Rather than being yet another statement in Rotterdam’s crowded history of revisionist planning and cacophony of architectural styles, the ambiguous mass of the Timmerhuis tries to mediate between the existing buildings surrounding it. The axis between the existing town hall and the post office coincides with the axis of symmetry of the Timmerhui, and the street between these two buildings continues into a passageway to the Haagseveer. The Timmerhuis integrates with the neighboring Stadtimmerhuis by maintaining the same floor heights, while the plinth height of 20m conforms to the character of the surrounding Laurenskwartier.
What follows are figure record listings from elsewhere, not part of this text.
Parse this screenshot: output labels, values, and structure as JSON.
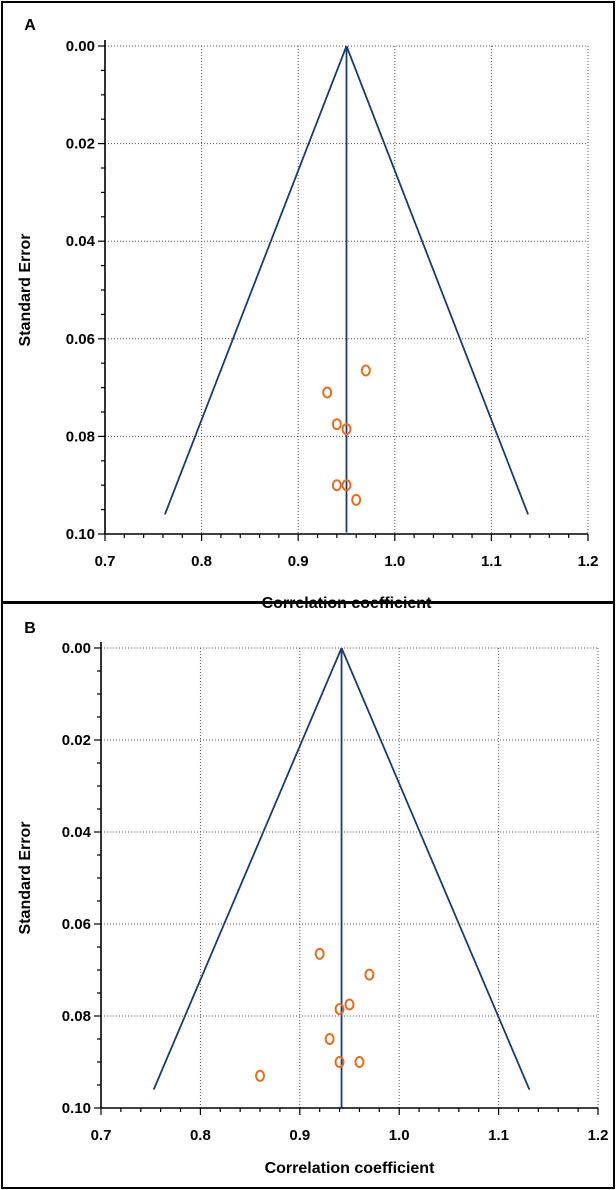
{
  "chart_data": [
    {
      "type": "scatter",
      "panel_label": "A",
      "xlabel": "Correlation coefficient",
      "ylabel": "Standard Error",
      "xlim": [
        0.7,
        1.2
      ],
      "ylim": [
        0.0,
        0.1
      ],
      "y_inverted": true,
      "xticks": [
        "0.7",
        "0.8",
        "0.9",
        "1.0",
        "1.1",
        "1.2"
      ],
      "yticks": [
        "0.00",
        "0.02",
        "0.04",
        "0.06",
        "0.08",
        "0.10"
      ],
      "grid": true,
      "funnel": {
        "center": 0.95,
        "apex_se": 0.0,
        "base_se": 0.096,
        "left_x": 0.762,
        "right_x": 1.138
      },
      "points": [
        {
          "x": 0.97,
          "y": 0.0665
        },
        {
          "x": 0.93,
          "y": 0.071
        },
        {
          "x": 0.94,
          "y": 0.0775
        },
        {
          "x": 0.95,
          "y": 0.0785
        },
        {
          "x": 0.94,
          "y": 0.09
        },
        {
          "x": 0.95,
          "y": 0.09
        },
        {
          "x": 0.96,
          "y": 0.093
        }
      ],
      "marker_color": "#e07020",
      "line_color": "#1a3d6e"
    },
    {
      "type": "scatter",
      "panel_label": "B",
      "xlabel": "Correlation coefficient",
      "ylabel": "Standard Error",
      "xlim": [
        0.7,
        1.2
      ],
      "ylim": [
        0.0,
        0.1
      ],
      "y_inverted": true,
      "xticks": [
        "0.7",
        "0.8",
        "0.9",
        "1.0",
        "1.1",
        "1.2"
      ],
      "yticks": [
        "0.00",
        "0.02",
        "0.04",
        "0.06",
        "0.08",
        "0.10"
      ],
      "grid": true,
      "funnel": {
        "center": 0.942,
        "apex_se": 0.0,
        "base_se": 0.096,
        "left_x": 0.753,
        "right_x": 1.131
      },
      "points": [
        {
          "x": 0.92,
          "y": 0.0665
        },
        {
          "x": 0.97,
          "y": 0.071
        },
        {
          "x": 0.95,
          "y": 0.0775
        },
        {
          "x": 0.94,
          "y": 0.0785
        },
        {
          "x": 0.93,
          "y": 0.085
        },
        {
          "x": 0.94,
          "y": 0.09
        },
        {
          "x": 0.96,
          "y": 0.09
        },
        {
          "x": 0.86,
          "y": 0.093
        }
      ],
      "marker_color": "#e07020",
      "line_color": "#1a3d6e"
    }
  ]
}
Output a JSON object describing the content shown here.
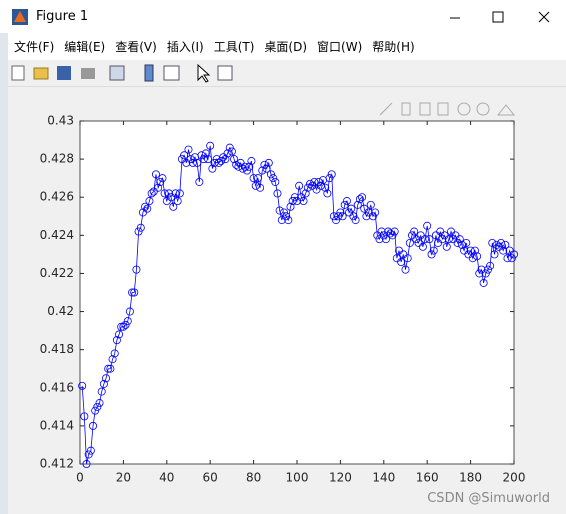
{
  "window": {
    "title": "Figure 1",
    "menu": [
      "文件(F)",
      "编辑(E)",
      "查看(V)",
      "插入(I)",
      "工具(T)",
      "桌面(D)",
      "窗口(W)",
      "帮助(H)"
    ]
  },
  "watermark": "CSDN @Simuworld",
  "chart_data": {
    "type": "line",
    "marker": "circle",
    "color": "#0000ff",
    "x": [
      1,
      2,
      3,
      4,
      5,
      6,
      7,
      8,
      9,
      10,
      11,
      12,
      13,
      14,
      15,
      16,
      17,
      18,
      19,
      20,
      21,
      22,
      23,
      24,
      25,
      26,
      27,
      28,
      29,
      30,
      31,
      32,
      33,
      34,
      35,
      36,
      37,
      38,
      39,
      40,
      41,
      42,
      43,
      44,
      45,
      46,
      47,
      48,
      49,
      50,
      51,
      52,
      53,
      54,
      55,
      56,
      57,
      58,
      59,
      60,
      61,
      62,
      63,
      64,
      65,
      66,
      67,
      68,
      69,
      70,
      71,
      72,
      73,
      74,
      75,
      76,
      77,
      78,
      79,
      80,
      81,
      82,
      83,
      84,
      85,
      86,
      87,
      88,
      89,
      90,
      91,
      92,
      93,
      94,
      95,
      96,
      97,
      98,
      99,
      100,
      101,
      102,
      103,
      104,
      105,
      106,
      107,
      108,
      109,
      110,
      111,
      112,
      113,
      114,
      115,
      116,
      117,
      118,
      119,
      120,
      121,
      122,
      123,
      124,
      125,
      126,
      127,
      128,
      129,
      130,
      131,
      132,
      133,
      134,
      135,
      136,
      137,
      138,
      139,
      140,
      141,
      142,
      143,
      144,
      145,
      146,
      147,
      148,
      149,
      150,
      151,
      152,
      153,
      154,
      155,
      156,
      157,
      158,
      159,
      160,
      161,
      162,
      163,
      164,
      165,
      166,
      167,
      168,
      169,
      170,
      171,
      172,
      173,
      174,
      175,
      176,
      177,
      178,
      179,
      180,
      181,
      182,
      183,
      184,
      185,
      186,
      187,
      188,
      189,
      190,
      191,
      192,
      193,
      194,
      195,
      196,
      197,
      198,
      199,
      200
    ],
    "values": [
      0.4161,
      0.4145,
      0.412,
      0.4125,
      0.4127,
      0.414,
      0.4148,
      0.415,
      0.4152,
      0.4158,
      0.4162,
      0.4165,
      0.417,
      0.417,
      0.4175,
      0.4178,
      0.4185,
      0.4188,
      0.4192,
      0.4192,
      0.4193,
      0.4195,
      0.42,
      0.421,
      0.421,
      0.4222,
      0.4242,
      0.4244,
      0.4252,
      0.4255,
      0.4254,
      0.4258,
      0.4262,
      0.4263,
      0.4272,
      0.4265,
      0.4268,
      0.427,
      0.4262,
      0.4258,
      0.4262,
      0.426,
      0.4255,
      0.4262,
      0.4258,
      0.4262,
      0.428,
      0.4282,
      0.4278,
      0.4285,
      0.428,
      0.4278,
      0.4281,
      0.4278,
      0.4268,
      0.4282,
      0.428,
      0.4283,
      0.428,
      0.4287,
      0.4275,
      0.4278,
      0.428,
      0.4278,
      0.4279,
      0.4281,
      0.428,
      0.4283,
      0.4286,
      0.4284,
      0.428,
      0.4277,
      0.4276,
      0.4278,
      0.4275,
      0.4276,
      0.4274,
      0.4276,
      0.4279,
      0.427,
      0.4266,
      0.427,
      0.4265,
      0.4274,
      0.4277,
      0.4275,
      0.4278,
      0.4272,
      0.427,
      0.4268,
      0.4262,
      0.4253,
      0.4248,
      0.4252,
      0.425,
      0.4248,
      0.4255,
      0.4258,
      0.426,
      0.4258,
      0.4266,
      0.426,
      0.4258,
      0.4262,
      0.4265,
      0.4267,
      0.4266,
      0.4268,
      0.4264,
      0.4268,
      0.4266,
      0.4269,
      0.4265,
      0.4262,
      0.427,
      0.4272,
      0.425,
      0.4248,
      0.425,
      0.4252,
      0.425,
      0.4256,
      0.4258,
      0.4252,
      0.4254,
      0.425,
      0.4248,
      0.4256,
      0.4259,
      0.426,
      0.4254,
      0.425,
      0.4252,
      0.4256,
      0.425,
      0.4252,
      0.424,
      0.4238,
      0.4242,
      0.424,
      0.4238,
      0.4242,
      0.4241,
      0.424,
      0.4242,
      0.4228,
      0.4232,
      0.4226,
      0.423,
      0.4222,
      0.4228,
      0.4236,
      0.424,
      0.4242,
      0.4238,
      0.4236,
      0.424,
      0.4234,
      0.4238,
      0.4245,
      0.4238,
      0.423,
      0.4232,
      0.424,
      0.4236,
      0.4242,
      0.4238,
      0.424,
      0.4234,
      0.4238,
      0.4242,
      0.4238,
      0.424,
      0.4236,
      0.4238,
      0.4235,
      0.4232,
      0.4236,
      0.423,
      0.4232,
      0.4228,
      0.4232,
      0.4229,
      0.422,
      0.4222,
      0.4215,
      0.422,
      0.4222,
      0.4224,
      0.4236,
      0.423,
      0.4235,
      0.4234,
      0.4236,
      0.4232,
      0.4235,
      0.4228,
      0.4232,
      0.4228,
      0.423
    ],
    "xlim": [
      0,
      200
    ],
    "xticks": [
      0,
      20,
      40,
      60,
      80,
      100,
      120,
      140,
      160,
      180,
      200
    ],
    "ylim": [
      0.412,
      0.43
    ],
    "yticks": [
      0.412,
      0.414,
      0.416,
      0.418,
      0.42,
      0.422,
      0.424,
      0.426,
      0.428,
      0.43
    ]
  }
}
Statement by Rem Koolhaas – What does Rotterdam really need? After an impressive sequence of abrupt architectural transitions – from the stark modernity of the reconstruction, via the “new humanism” of the cubes, the repressed postmodern of the 90s to the current apotheosis of Dutch modernity – launched by the fireworks of the 1940 bombardment, all these ideologies coexist and interact in harsh juxtaposition, each successive layer oblivious and in contradiction to the previous ones.
What is now needed may be subtlety and ambiguity in the midst of an overdose of form. We propose a “formless” heap, consisting of smaller elements that are shaped to perform a number of major and minor responsibilities. Where necessary the shape can be formal and impressive, almost symmetrical – for instance, from the Coolsingel, glimpsed between the two survivors – and where desired, it can be delicate and accommodating – for instance in its relationship with the existing monument, Stadstimmerhuis.
Our structural system – a three dimensional Vierendeel structure in steel – enables us to improvise and to liberate the ground almost in its entirety, to interpret the “Stadswinkel” as an unencumbered public space, in which we arrange the interaction between citizen and city in a dignified, spacious urban landscape, with an almost “Roman” scale and materiality.